Despite Brazil’s situation, it has a huge economy and cheap labor costs in the country have been attracting companies like 3M Company (NYSE:MMM), General Motors Company (NYSE:GM) and International Business Machines Corporation (NYSE:IBM) among others.
11. Colombia
HDI Ranking: 17
GDP Per Capita Ranking: 10
Average Ranking: 13.5
Colombia has a GDP per Capita of $6,104 as of 2021, making it one of the least developed countries in the Americas. One of the biggest problems in the country is poverty, whose levels jumped to 42.5% in 2020 during the pandemic, as reported by Borgen Project.
Colombia has also been mired in internal conflicts, and crime, with the country dominated by armed groups, resulting in it being one of the most dangerous countries in the world. It also suffers from a huge lack of infrastructure, with 81% of homes in Colombia’s rural areas having no access to piped water network.
10. Ecuador
HDI Ranking: 15
GDP Per Capita Ranking: 9
Average Ranking: 12
Ecuador is another country on the list with a huge informal economy, whose size is estimated to be 37.2% of its GDP. Apart from informality, many other problems contribute to Ecuador’s underdevelopment.
The country’s economy is heavily regulated with virtually no fiscal discipline. Further, the economy is not diversified either, with Ecuador largely relying on revenue from oil export, which makes it vulnerable in the face of demand shocks. The country’s legacy of political instability does not help the situation either.
9. Venezuela
HDI Ranking: 7
GDP Per Capita Ranking: 16
Average Ranking: 11.5
Venezuela is located on the northern coast of South America. It is underdeveloped due to several political, economic and structural reasons.
Venezuela’s economy is almost entirely dependent on oil, which comprises 98% of its exports and makes up 25% of the country’s GDP. This lack of economic diversification leaves the country vulnerable to fluctuations in the oil price and shaves off much of the potential growth that comes from a diversified economy.

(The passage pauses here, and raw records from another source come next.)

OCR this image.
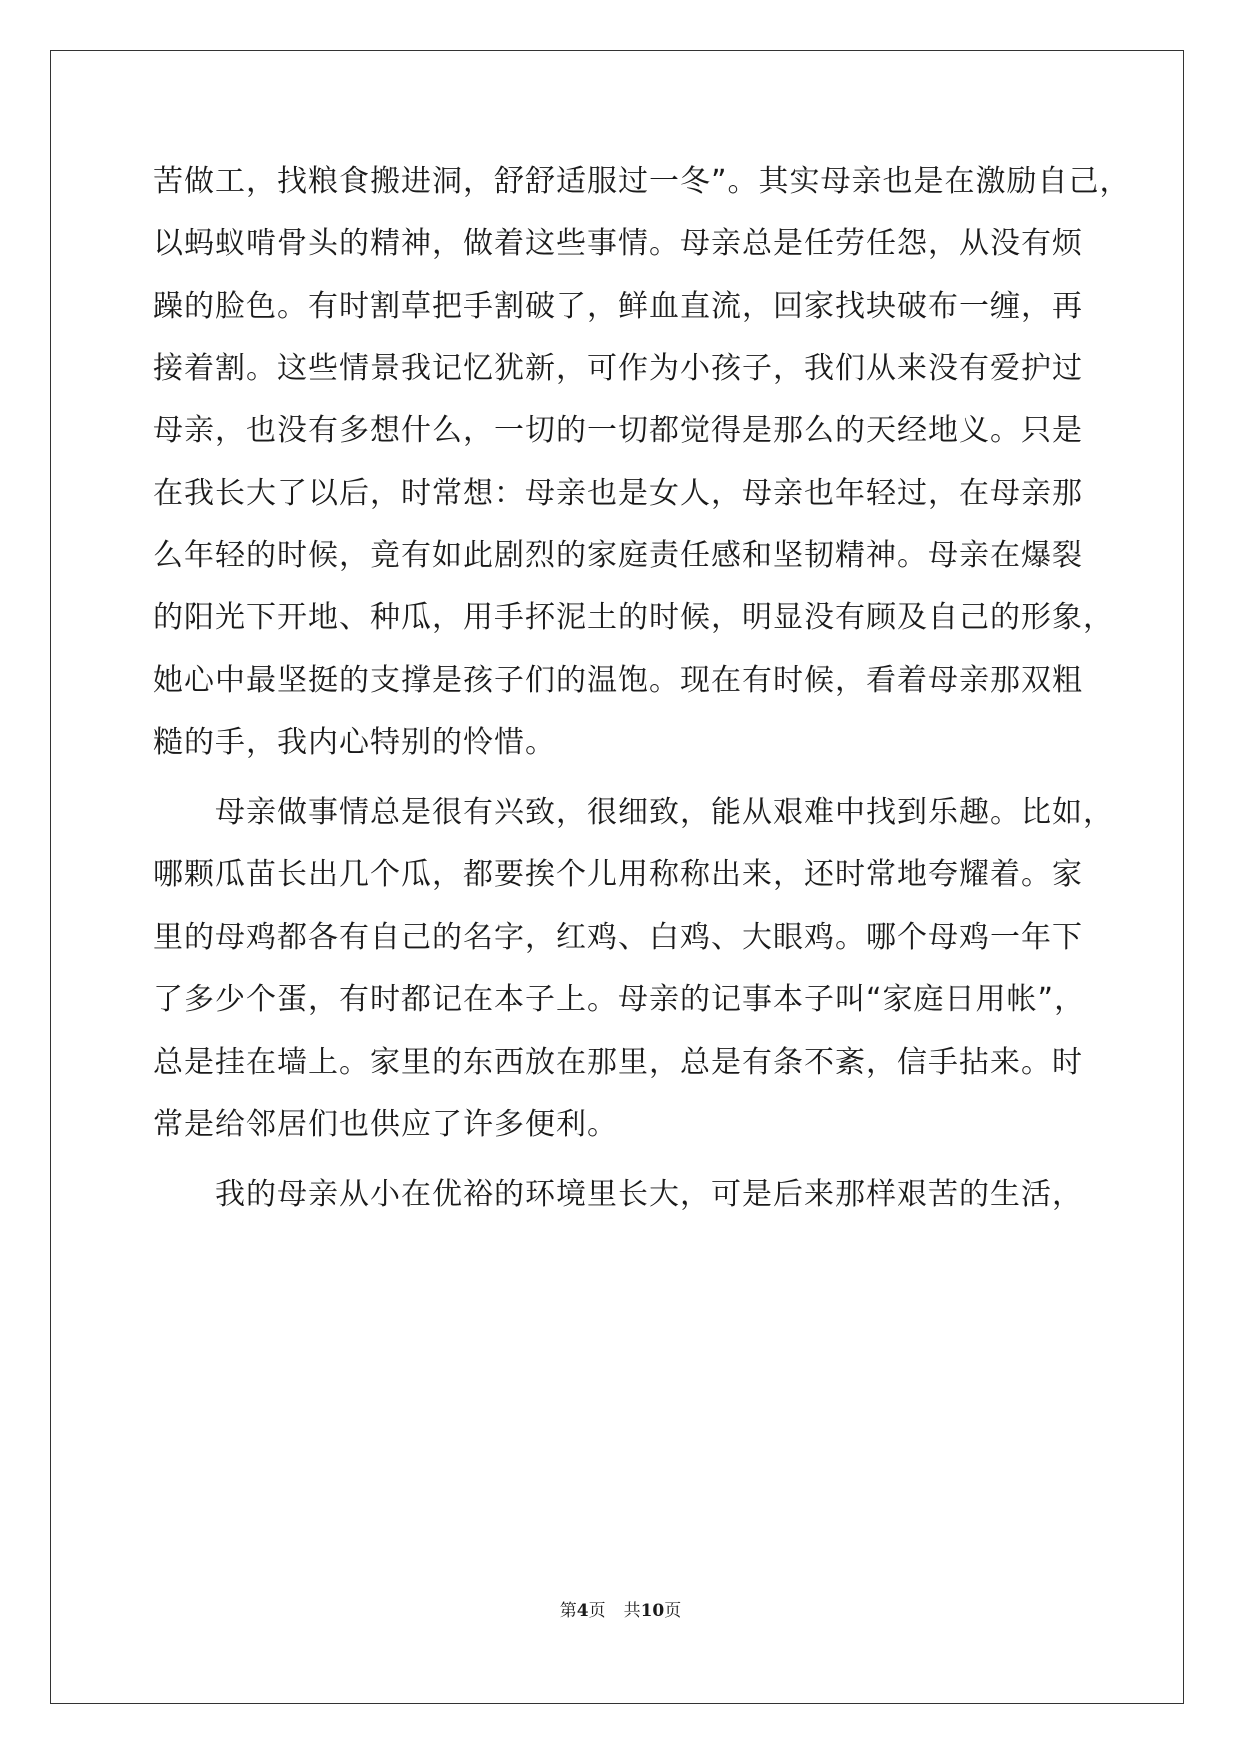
苦做工，找粮食搬进洞，舒舒适服过一冬”。其实母亲也是在激励自己，
以蚂蚁啃骨头的精神，做着这些事情。母亲总是任劳任怨，从没有烦
躁的脸色。有时割草把手割破了，鲜血直流，回家找块破布一缠，再
接着割。这些情景我记忆犹新，可作为小孩子，我们从来没有爱护过
母亲，也没有多想什么，一切的一切都觉得是那么的天经地义。只是
在我长大了以后，时常想：母亲也是女人，母亲也年轻过，在母亲那
么年轻的时候，竟有如此剧烈的家庭责任感和坚韧精神。母亲在爆裂
的阳光下开地、种瓜，用手抔泥土的时候，明显没有顾及自己的形象，
她心中最坚挺的支撑是孩子们的温饱。现在有时候，看着母亲那双粗
糙的手，我内心特别的怜惜。
　　母亲做事情总是很有兴致，很细致，能从艰难中找到乐趣。比如，
哪颗瓜苗长出几个瓜，都要挨个儿用称称出来，还时常地夸耀着。家
里的母鸡都各有自己的名字，红鸡、白鸡、大眼鸡。哪个母鸡一年下
了多少个蛋，有时都记在本子上。母亲的记事本子叫“家庭日用帐”，
总是挂在墙上。家里的东西放在那里，总是有条不紊，信手拈来。时
常是给邻居们也供应了许多便利。
　　我的母亲从小在优裕的环境里长大，可是后来那样艰苦的生活，
第4页 共10页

Other factors include extreme centralization of the economy and US sanctions. The combined effect of the two factors have excessively devalued the Venezuelan Bolivar, adding to the country’s problems.
8. Paraguay
HDI Ranking: 12
GDP Per Capita Ranking: 8
Average Ranking: 10
Paraguay is a landlocked country in South America. It has a GDP per Capita of $5,891.5 as of 2021. The country remains underdeveloped primarily because of its agrarian economy, that is based on internal consumption and exports to neighboring countries.
7. Jamaica
HDI Ranking: 9
GDP Per Capita Ranking: 7
Average Ranking: 8
Jamaica is another Caribbean country on the list. It has a GDP per Capita of $5,184 as of 2021. The country is underdeveloped due to several reasons. These include the legacy of military rule, corruption, bureaucratic inefficiencies and economic mismanagement. By far, the biggest reason for Jamaica’s underdevelopment is that the economy largely relies on tourism, leaving little room for diversification.
6. Bolivia
HDI Ranking: 8
GDP Per Capita Ranking: 4
Average Ranking: 6
Bolivia has a GDP per Capita of $3,345 as of 2021. It suffers from roughly the same issues as other Latin American countries that are underdeveloped. One exception is that the country is far worse off in infrastructure than most other Hispanic countries. It is ranked 136th out of 167 countries on the Logistics Performance Index. It is also worse off in child mortality, education and other development indicators.